Monday, August 9, 2010

Real learning is found in children not data

Anything that's worth learning is worth doing in a context and for a purpose.

This takes time because learning is messy and real learning is really messy, and yet today's test and punish accountability is squeezing this kind of learning out. Ironically, it is the skill & drill kinds of learning that standardized test measure that are taking precedent over real learning. This is exactly why parents need to be concerned when they see rising test scores.

Many teachers feel compelled to teach to the test in fear of the threats or because they're enticed by the bribes. What's sad is high test scores may give teachers their merit pay and politicians their ever rising scores while giving the students nothing they really need.

How do we derail this bastardized kind of education reform?

We have to abandon our mania for reducing everything to numbers. Yes we need measures for learning, but they don't have to be reductionist or competitive in nature. 

So if grades and test scores are not the answer to "How do we measure learning?", then what is? 

The answer: Real learning is found in the children, not the data. If you want to know if your child is attending an excellent school and is receiving an exemplary education, watch them when they are not in school. 

Do they come home excited about what they did that day? Not only can they read, but do they want to read? Do they talk your ear off about the discussions they had with their peers? Are they rifling through the garage or kitchen seeking out materials for their very own science experiments? Do they relish the opportunity to learn from their mistakes and rethink their perceptions and understandings? Can they take what they learned and apply it to solve new problems?

Perhaps John Dewey makes the best case for learning in a context and for a purpose in his book Experience and Education:
What avail is it to win prescribed amounts of information about geography and history, to win ability to read and write, if in the process the individual loses his own soul: loses his appreciation of things worth while, of the values to which these things are relative; if he loses desire to apply what he has learned and, above all, loses the ability to extract meaning from his future experiences as they occur?
The good news is that kids tell us all the time when school loses its relevance: "When am I ever going to use this?" or "Does this count on the report card?" or "Will this be on the test?" These statements indicate the kids are lost, and rather than blaming the kids for saying it, we need to be thankful they are giving us the heads up - we need to take this feedback and reconnect the kids to their learning. Until we do so, nothing else will mean much.
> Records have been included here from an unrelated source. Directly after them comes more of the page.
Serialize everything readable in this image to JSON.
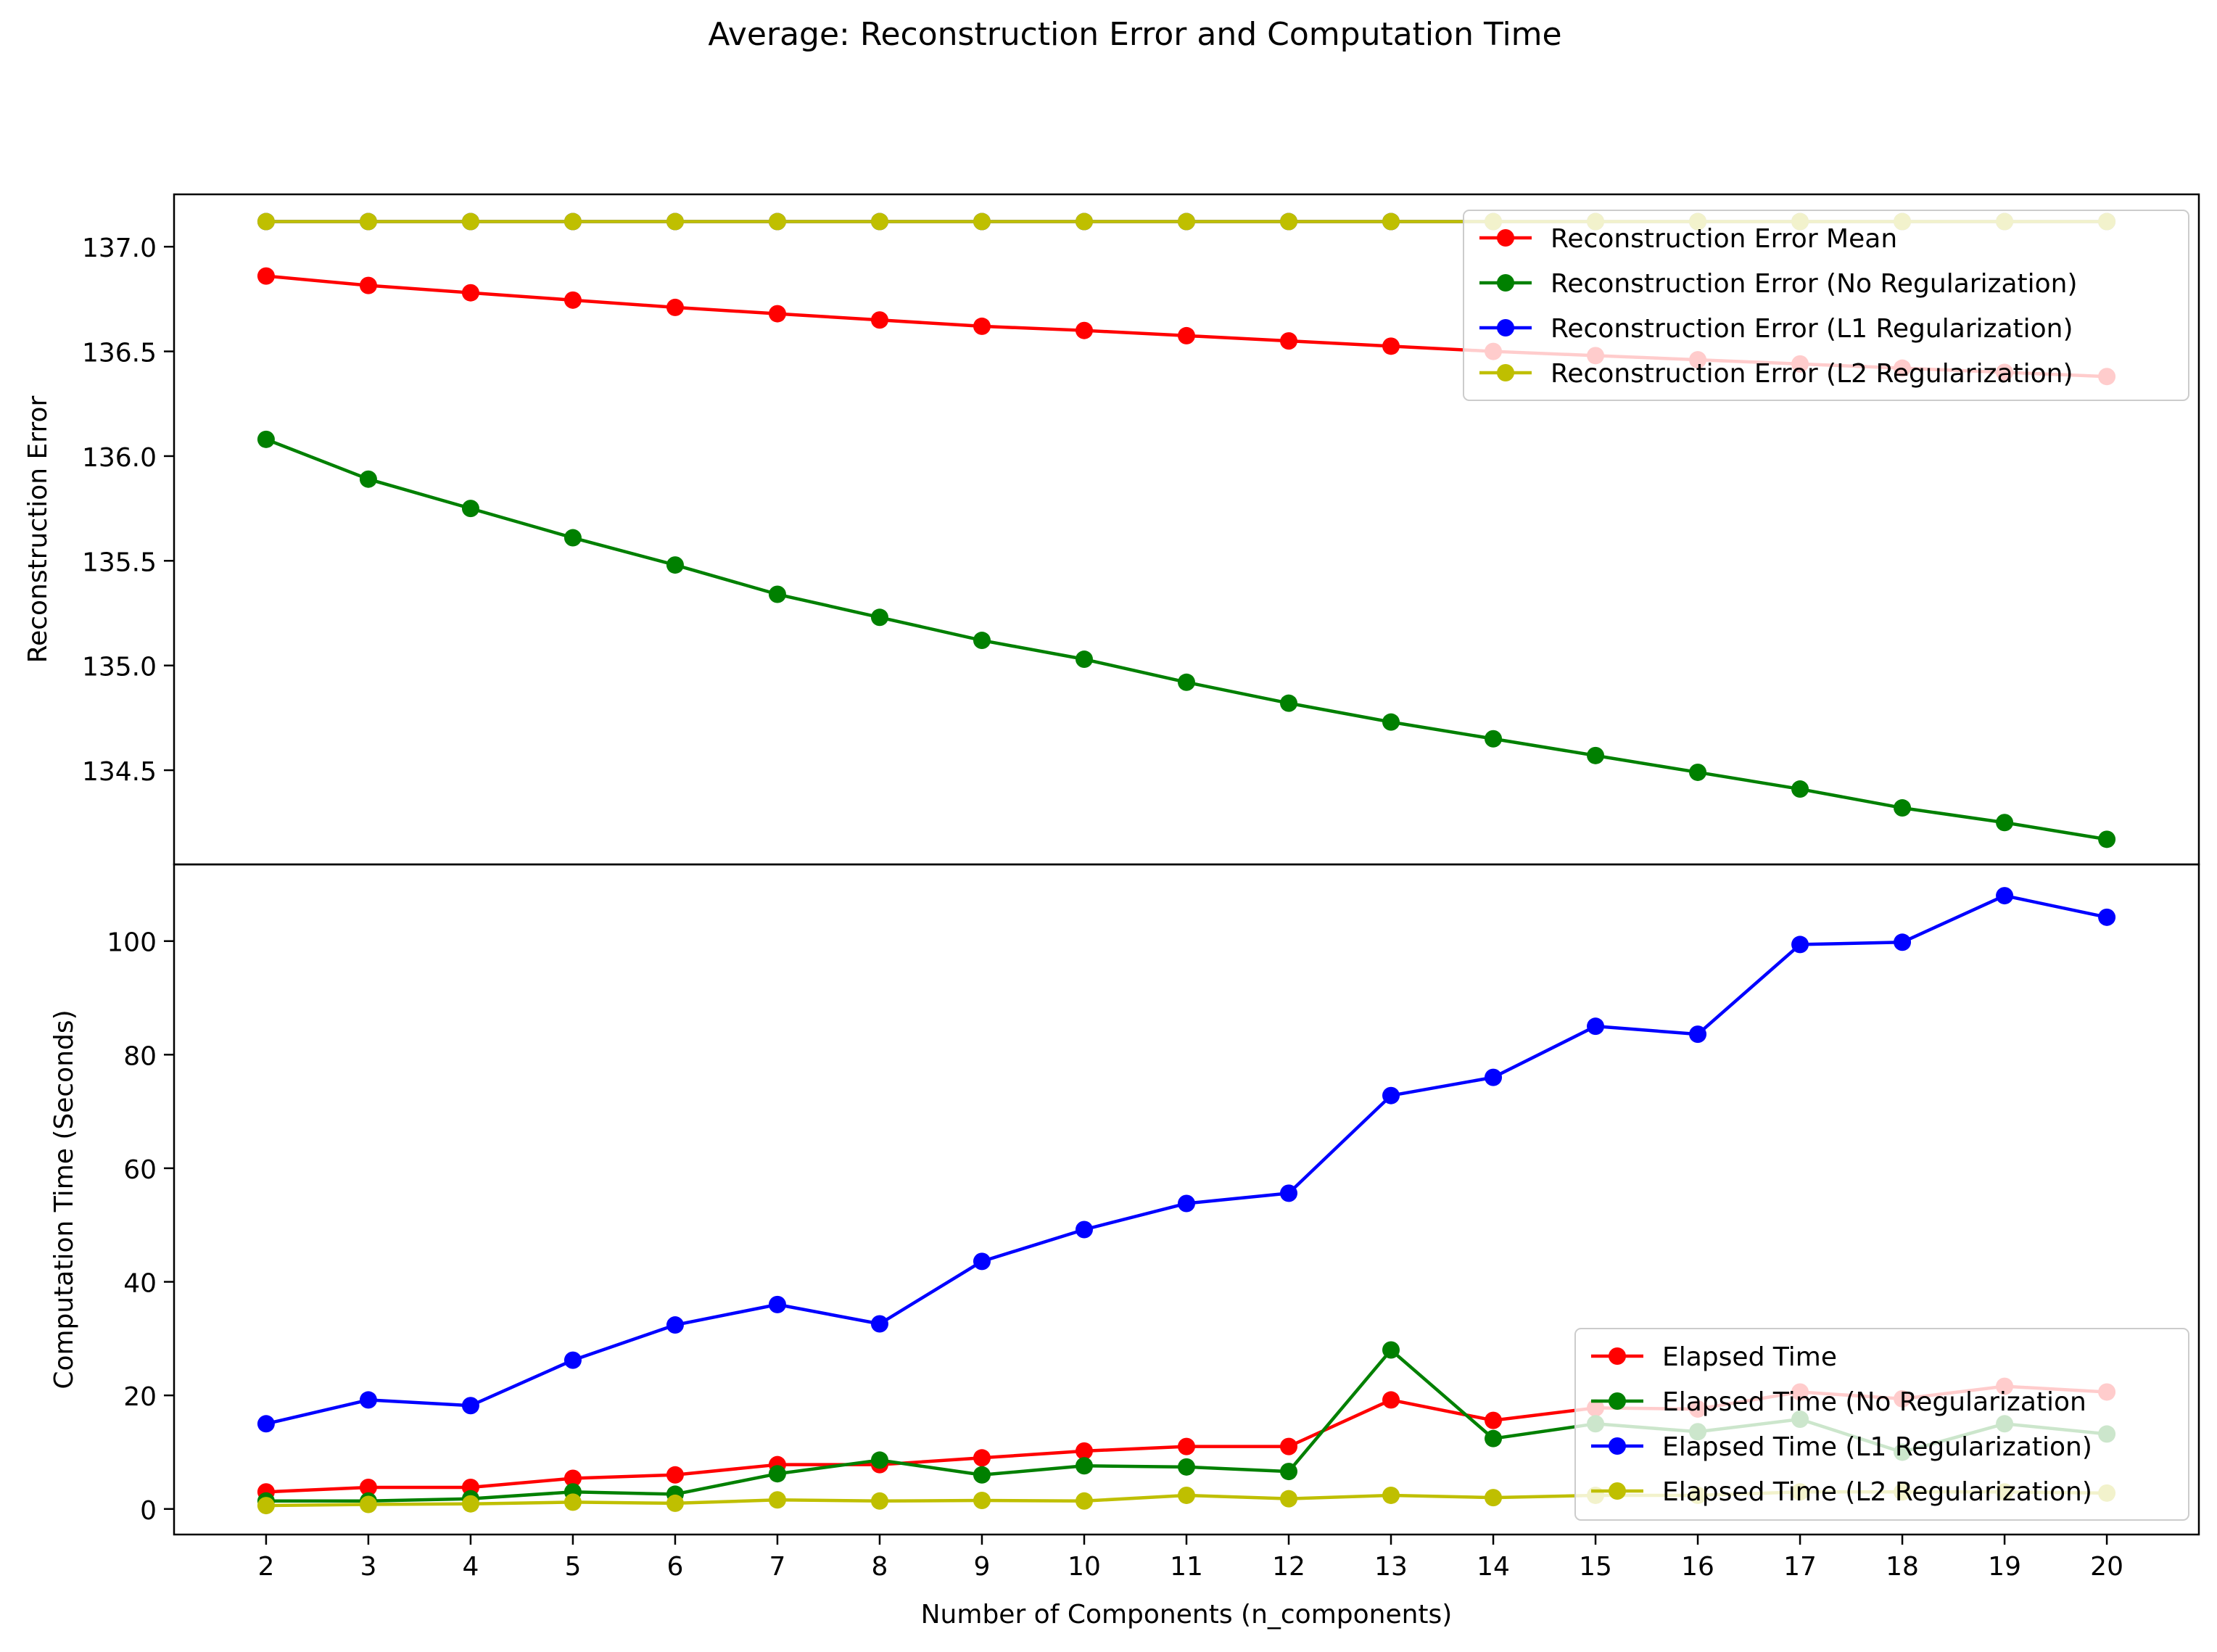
{
  "figure": {
    "title": "Average: Reconstruction Error and Computation Time"
  },
  "chart_data": [
    {
      "type": "line",
      "panel": "top",
      "ylabel": "Reconstruction Error",
      "xlabel": "",
      "ylim": [
        134.05,
        137.25
      ],
      "yticks": [
        134.5,
        135.0,
        135.5,
        136.0,
        136.5,
        137.0
      ],
      "ytick_labels": [
        "134.5",
        "135.0",
        "135.5",
        "136.0",
        "136.5",
        "137.0"
      ],
      "legend_position": "upper-right",
      "x": [
        2,
        3,
        4,
        5,
        6,
        7,
        8,
        9,
        10,
        11,
        12,
        13,
        14,
        15,
        16,
        17,
        18,
        19,
        20
      ],
      "series": [
        {
          "name": "Reconstruction Error Mean",
          "color": "#ff0000",
          "values": [
            136.86,
            136.815,
            136.78,
            136.745,
            136.71,
            136.68,
            136.65,
            136.62,
            136.6,
            136.575,
            136.55,
            136.525,
            136.5,
            136.48,
            136.46,
            136.44,
            136.42,
            136.4,
            136.38
          ]
        },
        {
          "name": "Reconstruction Error (No Regularization)",
          "color": "#008000",
          "values": [
            136.08,
            135.89,
            135.75,
            135.61,
            135.48,
            135.34,
            135.23,
            135.12,
            135.03,
            134.92,
            134.82,
            134.73,
            134.65,
            134.57,
            134.49,
            134.41,
            134.32,
            134.25,
            134.17
          ]
        },
        {
          "name": "Reconstruction Error (L1 Regularization)",
          "color": "#0000ff",
          "values": [
            137.12,
            137.12,
            137.12,
            137.12,
            137.12,
            137.12,
            137.12,
            137.12,
            137.12,
            137.12,
            137.12,
            137.12,
            137.12,
            137.12,
            137.12,
            137.12,
            137.12,
            137.12,
            137.12
          ]
        },
        {
          "name": "Reconstruction Error (L2 Regularization)",
          "color": "#bfbf00",
          "values": [
            137.12,
            137.12,
            137.12,
            137.12,
            137.12,
            137.12,
            137.12,
            137.12,
            137.12,
            137.12,
            137.12,
            137.12,
            137.12,
            137.12,
            137.12,
            137.12,
            137.12,
            137.12,
            137.12
          ]
        }
      ]
    },
    {
      "type": "line",
      "panel": "bottom",
      "ylabel": "Computation Time (Seconds)",
      "xlabel": "Number of Components (n_components)",
      "ylim": [
        -4.5,
        113.5
      ],
      "yticks": [
        0,
        20,
        40,
        60,
        80,
        100
      ],
      "ytick_labels": [
        "0",
        "20",
        "40",
        "60",
        "80",
        "100"
      ],
      "xticks": [
        2,
        3,
        4,
        5,
        6,
        7,
        8,
        9,
        10,
        11,
        12,
        13,
        14,
        15,
        16,
        17,
        18,
        19,
        20
      ],
      "xtick_labels": [
        "2",
        "3",
        "4",
        "5",
        "6",
        "7",
        "8",
        "9",
        "10",
        "11",
        "12",
        "13",
        "14",
        "15",
        "16",
        "17",
        "18",
        "19",
        "20"
      ],
      "xlim": [
        1.1,
        20.9
      ],
      "legend_position": "lower-right",
      "x": [
        2,
        3,
        4,
        5,
        6,
        7,
        8,
        9,
        10,
        11,
        12,
        13,
        14,
        15,
        16,
        17,
        18,
        19,
        20
      ],
      "series": [
        {
          "name": "Elapsed Time",
          "color": "#ff0000",
          "values": [
            3.0,
            3.8,
            3.8,
            5.4,
            6.0,
            7.8,
            7.8,
            9.0,
            10.2,
            11.0,
            11.0,
            19.2,
            15.6,
            17.8,
            17.6,
            20.6,
            19.4,
            21.6,
            20.6
          ]
        },
        {
          "name": "Elapsed Time (No Regularization",
          "color": "#008000",
          "values": [
            1.4,
            1.4,
            1.8,
            3.0,
            2.6,
            6.2,
            8.6,
            6.0,
            7.6,
            7.4,
            6.6,
            28.0,
            12.4,
            15.0,
            13.6,
            15.8,
            10.0,
            15.0,
            13.2
          ]
        },
        {
          "name": "Elapsed Time (L1 Regularization)",
          "color": "#0000ff",
          "values": [
            15.0,
            19.2,
            18.2,
            26.2,
            32.4,
            36.0,
            32.6,
            43.6,
            49.2,
            53.8,
            55.6,
            72.8,
            76.0,
            85.0,
            83.6,
            99.4,
            99.8,
            108.0,
            104.2
          ]
        },
        {
          "name": "Elapsed Time (L2 Regularization)",
          "color": "#bfbf00",
          "values": [
            0.6,
            0.8,
            0.9,
            1.2,
            1.0,
            1.6,
            1.4,
            1.5,
            1.4,
            2.4,
            1.8,
            2.4,
            2.0,
            2.4,
            2.4,
            3.0,
            3.0,
            3.0,
            2.8
          ]
        }
      ]
    }
  ]
}
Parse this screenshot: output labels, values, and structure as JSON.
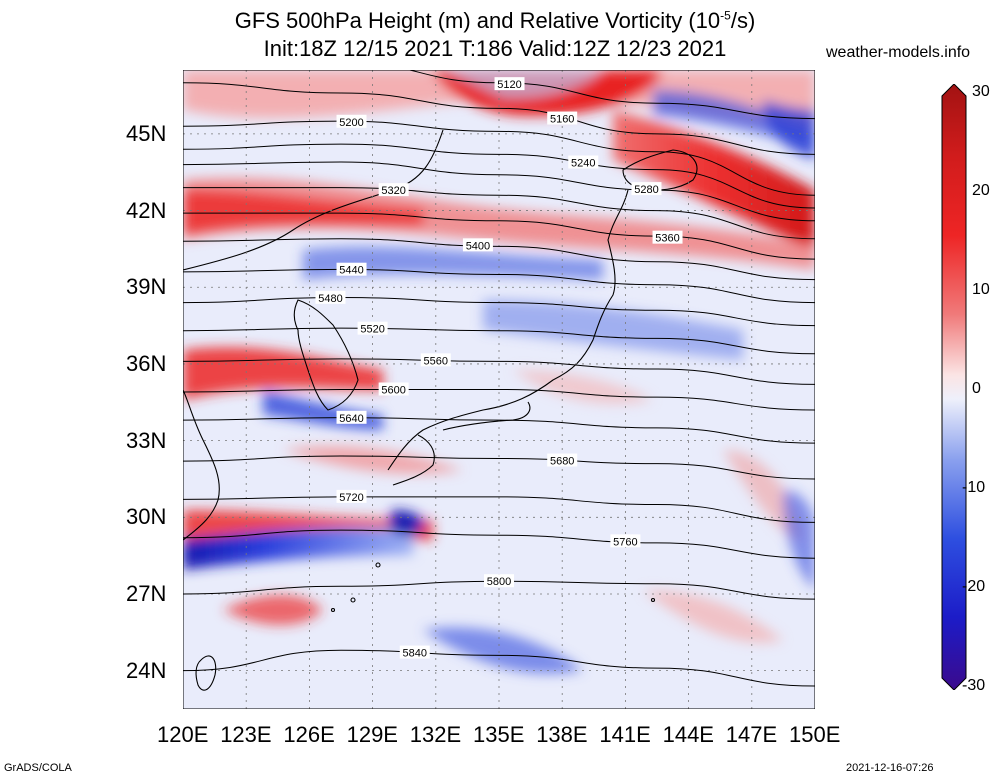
{
  "header": {
    "title_line1": "GFS 500hPa Height (m) and Relative Vorticity (10",
    "title_exp": "-5",
    "title_tail": "/s)",
    "title_line2": "Init:18Z 12/15 2021 T:186 Valid:12Z 12/23 2021",
    "site": "weather-models.info"
  },
  "footer": {
    "left": "GrADS/COLA",
    "right": "2021-12-16-07:26"
  },
  "axes": {
    "lon_labels": [
      "120E",
      "123E",
      "126E",
      "129E",
      "132E",
      "135E",
      "138E",
      "141E",
      "144E",
      "147E",
      "150E"
    ],
    "lat_labels": [
      "45N",
      "42N",
      "39N",
      "36N",
      "33N",
      "30N",
      "27N",
      "24N"
    ],
    "lon_range": [
      120,
      150
    ],
    "lat_range": [
      22.5,
      47.5
    ]
  },
  "colorbar": {
    "labels": [
      "30",
      "20",
      "10",
      "0",
      "-10",
      "-20",
      "-30"
    ],
    "range": [
      -30,
      30
    ],
    "colors": [
      "#3b0a8c",
      "#1e1ecf",
      "#2e5fe8",
      "#7a9cf0",
      "#c8d5f8",
      "#ffffff",
      "#f6c8c8",
      "#f08080",
      "#ec2a2a",
      "#c81818",
      "#a21212"
    ]
  },
  "contours": [
    {
      "label": "5120",
      "lats": [
        48.0,
        47.8,
        47.0,
        46.2,
        45.6
      ]
    },
    {
      "label": "5160",
      "lats": [
        47.0,
        46.6,
        46.0,
        45.0,
        44.2
      ]
    },
    {
      "label": "5200",
      "lats": [
        45.3,
        45.5,
        45.1,
        44.3,
        42.6
      ]
    },
    {
      "label": "5240",
      "lats": [
        44.4,
        44.6,
        44.2,
        43.6,
        42.1
      ]
    },
    {
      "label": "5280",
      "lats": [
        43.8,
        43.9,
        43.4,
        42.8,
        41.6
      ]
    },
    {
      "label": "5320",
      "lats": [
        42.9,
        42.9,
        42.6,
        42.0,
        40.9
      ]
    },
    {
      "label": "5360",
      "lats": [
        41.9,
        41.9,
        41.6,
        41.0,
        40.1
      ]
    },
    {
      "label": "5400",
      "lats": [
        40.8,
        40.9,
        40.6,
        40.0,
        39.3
      ]
    },
    {
      "label": "5440",
      "lats": [
        39.6,
        39.7,
        39.5,
        39.1,
        38.4
      ]
    },
    {
      "label": "5480",
      "lats": [
        38.4,
        38.6,
        38.4,
        38.1,
        37.5
      ]
    },
    {
      "label": "5520",
      "lats": [
        37.3,
        37.4,
        37.3,
        37.0,
        36.4
      ]
    },
    {
      "label": "5560",
      "lats": [
        36.1,
        36.2,
        36.1,
        35.8,
        35.2
      ]
    },
    {
      "label": "5600",
      "lats": [
        34.9,
        35.0,
        35.0,
        34.7,
        34.2
      ]
    },
    {
      "label": "5640",
      "lats": [
        33.8,
        33.9,
        33.8,
        33.5,
        32.9
      ]
    },
    {
      "label": "5680",
      "lats": [
        32.2,
        32.4,
        32.3,
        32.1,
        31.5
      ]
    },
    {
      "label": "5720",
      "lats": [
        30.7,
        30.8,
        30.8,
        30.5,
        29.8
      ]
    },
    {
      "label": "5760",
      "lats": [
        29.2,
        29.5,
        29.3,
        29.0,
        28.4
      ]
    },
    {
      "label": "5800",
      "lats": [
        27.0,
        27.3,
        27.5,
        27.4,
        26.8
      ]
    },
    {
      "label": "5840",
      "lats": [
        24.0,
        24.8,
        24.6,
        24.1,
        23.4
      ]
    }
  ]
}
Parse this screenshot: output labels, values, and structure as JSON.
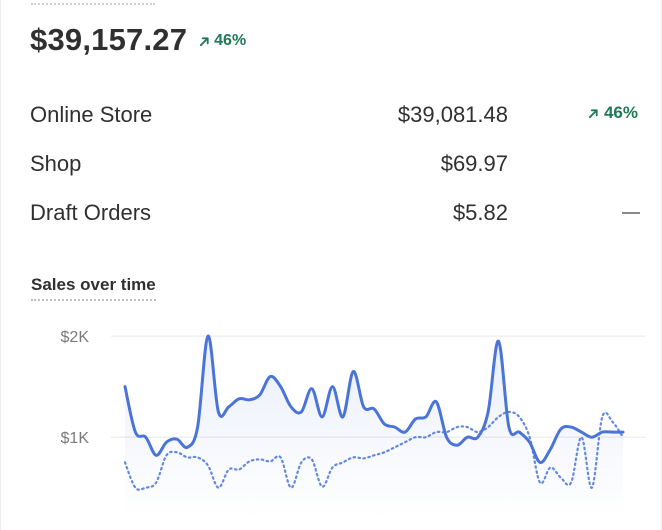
{
  "summary": {
    "total": "$39,157.27",
    "change": "46%"
  },
  "channels": [
    {
      "name": "Online Store",
      "value": "$39,081.48",
      "change": "46%"
    },
    {
      "name": "Shop",
      "value": "$69.97",
      "change": ""
    },
    {
      "name": "Draft Orders",
      "value": "$5.82",
      "change": ""
    }
  ],
  "chart_section": {
    "title": "Sales over time"
  },
  "colors": {
    "accent": "#4a74d8",
    "positive": "#1f7a56"
  },
  "chart_data": {
    "type": "line",
    "title": "Sales over time",
    "y_ticks": [
      "$2K",
      "$1K"
    ],
    "y_tick_values": [
      2000,
      1000
    ],
    "ylim": [
      200,
      2100
    ],
    "grid": true,
    "legend": "none",
    "series": [
      {
        "style": "solid",
        "values": [
          1500,
          1050,
          1000,
          820,
          950,
          980,
          900,
          1100,
          2000,
          1250,
          1300,
          1380,
          1370,
          1420,
          1600,
          1500,
          1300,
          1250,
          1480,
          1200,
          1500,
          1200,
          1650,
          1300,
          1280,
          1130,
          1100,
          1050,
          1180,
          1200,
          1350,
          1000,
          920,
          1000,
          1000,
          1250,
          1950,
          1100,
          1050,
          950,
          750,
          880,
          1080,
          1100,
          1050,
          1000,
          1050,
          1050,
          1050
        ]
      },
      {
        "style": "dotted",
        "values": [
          750,
          500,
          500,
          550,
          820,
          850,
          800,
          800,
          720,
          500,
          680,
          680,
          760,
          780,
          760,
          800,
          500,
          750,
          780,
          510,
          700,
          750,
          800,
          790,
          820,
          850,
          900,
          950,
          1000,
          1000,
          1050,
          1050,
          1100,
          1100,
          1050,
          1100,
          1200,
          1250,
          1200,
          1000,
          550,
          700,
          600,
          550,
          1000,
          500,
          1200,
          1150,
          1000
        ]
      }
    ]
  }
}
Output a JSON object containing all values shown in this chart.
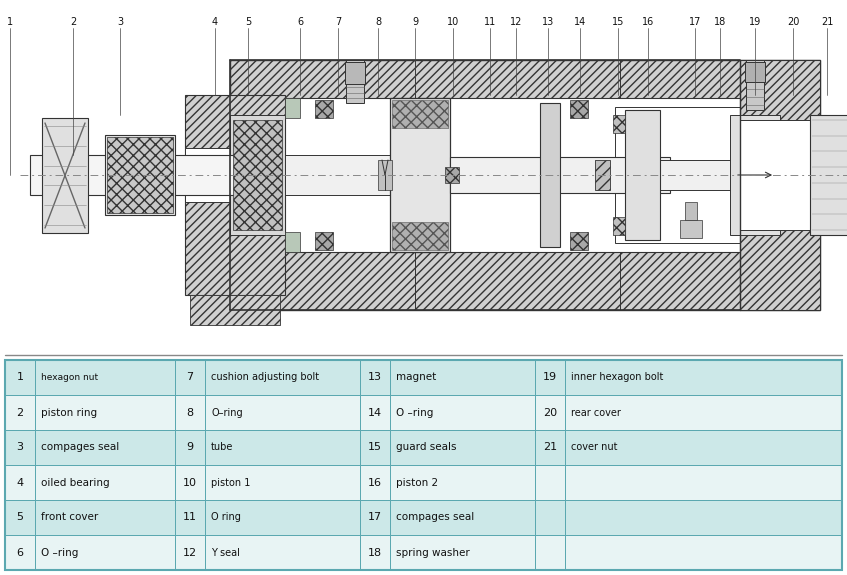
{
  "table_data": [
    [
      [
        "1",
        "hexagon nut"
      ],
      [
        "7",
        "cushion adjusting bolt"
      ],
      [
        "13",
        "magnet"
      ],
      [
        "19",
        "inner hexagon bolt"
      ]
    ],
    [
      [
        "2",
        "piston ring"
      ],
      [
        "8",
        "O–ring"
      ],
      [
        "14",
        "O –ring"
      ],
      [
        "20",
        "rear cover"
      ]
    ],
    [
      [
        "3",
        "compages seal"
      ],
      [
        "9",
        "tube"
      ],
      [
        "15",
        "guard seals"
      ],
      [
        "21",
        "cover nut"
      ]
    ],
    [
      [
        "4",
        "oiled bearing"
      ],
      [
        "10",
        "piston 1"
      ],
      [
        "16",
        "piston 2"
      ],
      [
        "",
        ""
      ]
    ],
    [
      [
        "5",
        "front cover"
      ],
      [
        "11",
        "O ring"
      ],
      [
        "17",
        "compages seal"
      ],
      [
        "",
        ""
      ]
    ],
    [
      [
        "6",
        "O –ring"
      ],
      [
        "12",
        "Y seal"
      ],
      [
        "18",
        "spring washer"
      ],
      [
        "",
        ""
      ]
    ]
  ],
  "row_bg_odd": "#cce8e8",
  "row_bg_even": "#e8f4f4",
  "border_color": "#5ba8b0",
  "num_labels": [
    "1",
    "2",
    "3",
    "4",
    "5",
    "6",
    "7",
    "8",
    "9",
    "10",
    "11",
    "12",
    "13",
    "14",
    "15",
    "16",
    "17",
    "18",
    "19",
    "20",
    "21"
  ],
  "bg_color": "#ffffff"
}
The most important attitude we can instill in children is the desire to go on learning. When we fail to make learning relevant, in a context and for a purpose, we fail kids more than they could ever fail us.

1 comment:

  1. I agree that attitude is important but at my site the data is the childrens' voice and drives differentiation and instruction. The data is not grades but benchmark assessments. Just my experience but self-esteem, positive attitude comes from taking right action first.